4.Bayesian Inferences on Multiple Predictors
Bayesian Inferences of parameter interaction are made using PYMC3
traces and models’ recall, accuracy precision scores are manually calculated.
5.Analysis
Answering project core questions and evaluating accurately the models and implications of findings.
The goal is to mine all sorts of interactions between important parameters, control certain parameters and observe the changes in model performance, which the Kaiser’s project does not do. Who knows, maybe some parameters in the model add only insignificant weight thereby making the model overly complex. A comparison of the accuracy of my Bayesian Linear regression model and stats models to that of Kaiser by answering questions like if the women predicted to not have breast cancer, how many were classified as not having breast cancer? Of the women predicted to have breast cancer, how many were classified as not having breast cancer? How accurate is the Statsmodel logit model for the data at hand overall? How much variation is explained by the model? What are the tradeoffs of choosing to predict cancer with Statsmodel Logit model vs Scikit-learn logistic regression vise-versa? Is there a way we can cut on the number of predictors based on the discovered relationships between parameters? What predictors Can be added to improve the accuracy of the model overall?
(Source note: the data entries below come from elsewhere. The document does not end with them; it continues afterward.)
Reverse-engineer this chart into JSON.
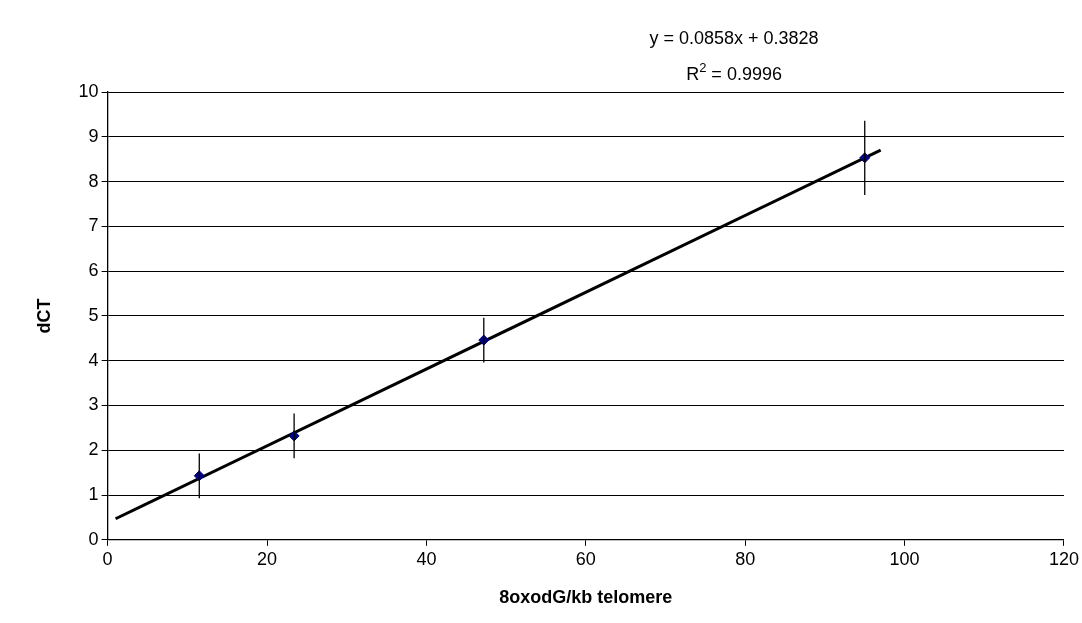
{
  "chart_data": {
    "type": "scatter",
    "xlabel": "8oxodG/kb telomere",
    "ylabel": "dCT",
    "x": [
      11.5,
      23.4,
      47.2,
      95
    ],
    "series": [
      {
        "type": "scatter",
        "color": "#000080",
        "values": [
          1.43,
          2.32,
          4.46,
          8.53
        ],
        "errors": [
          0.5,
          0.5,
          0.5,
          0.83
        ],
        "marker": "diamond"
      },
      {
        "type": "line",
        "color": "#000000",
        "x": [
          1,
          97
        ],
        "values": [
          0.47,
          8.7
        ],
        "marker": "none"
      }
    ],
    "xlim": [
      0,
      120
    ],
    "xticks": [
      0,
      20,
      40,
      60,
      80,
      100,
      120
    ],
    "ylim": [
      0,
      10
    ],
    "yticks": [
      0,
      1,
      2,
      3,
      4,
      5,
      6,
      7,
      8,
      9,
      10
    ],
    "grid": "y",
    "legend": false,
    "annotations": [
      "y = 0.0858x + 0.3828",
      "R$^{2}$ = 0.9996"
    ]
  }
}
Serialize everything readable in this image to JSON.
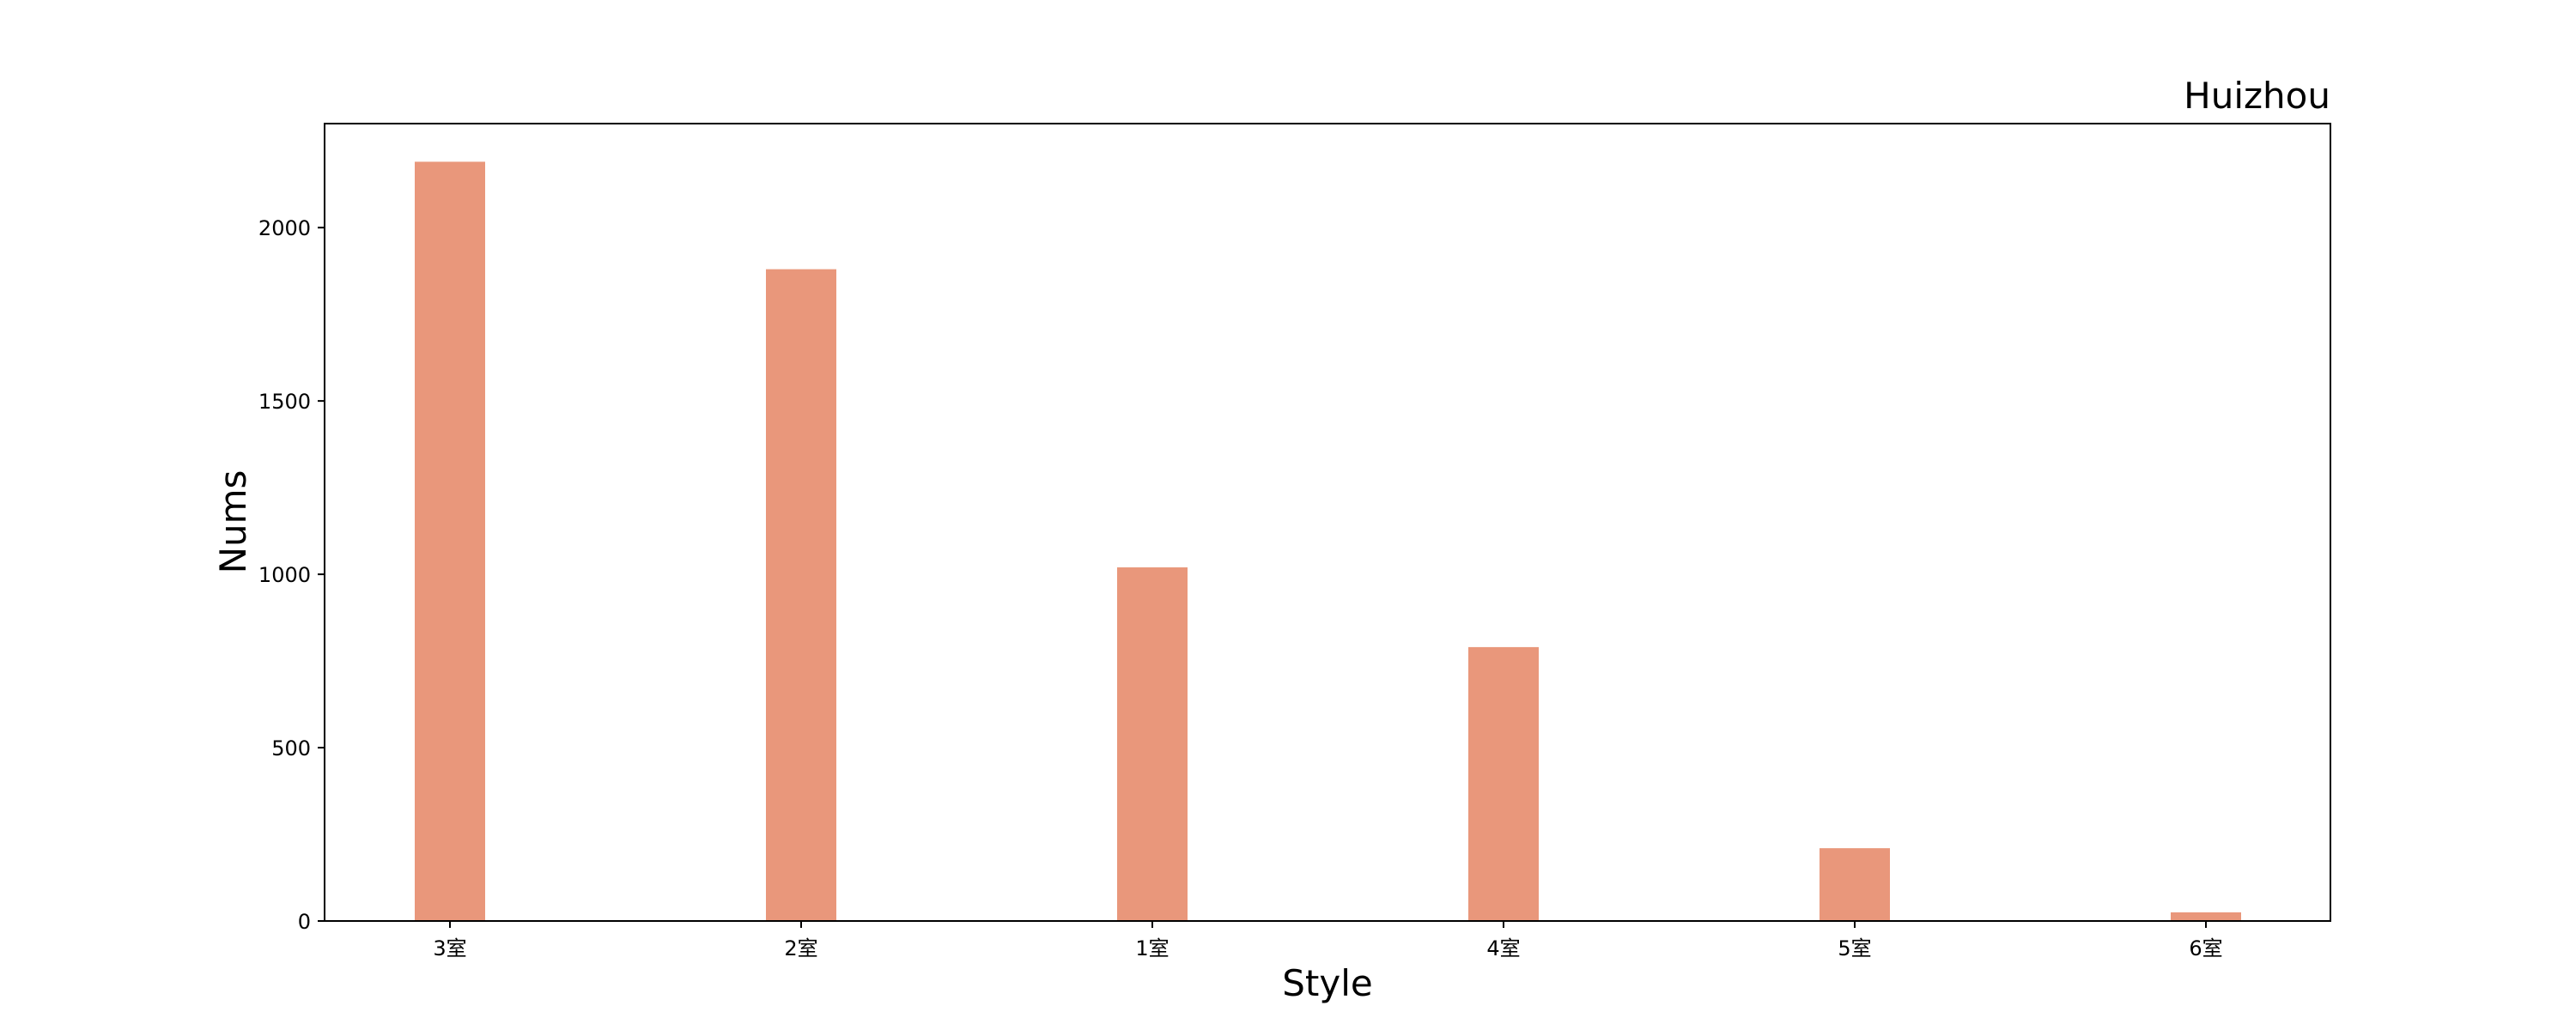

The purpose of the research is not to just to compare the performance of a Bayesian Generalized Linear regression and Stasmodels to that of a Skit-Learn logistic regression model, or merely discover meaningful interactions between parameters, but to provide insights into possible reasons certain predictive models are preferred over others for given tasks, and also highlight that even though some models perform better than others, still, the inferior models on that task may, or may not, provide insight about other aspects of the data in a way that the selected model does not. (NB: My assumption was Bayesian linear models and Statsmodels are inferior to Skit-Learn library logistic regression since they tend to overfit outliers, the project can confirm this too). For example, they can help us understand the actual effect that tempering with individual parameters has on the outcome, if at all the given parameter does affect the outcome at all.
Knowledge about parameter interactions and the models’ accuracies are indispensable as any incorrect diagnosis, especially false negative diagnosis, presents a very high cost financially and emotionally to the patient and their relatives, of which my family and I have fallen victims of. It is, therefore, my hope that mining the behavior of Generalized Bayesian Linear regression models inspires criticism of other models currently employed and not employed in clinical diagnosis of breast cancer.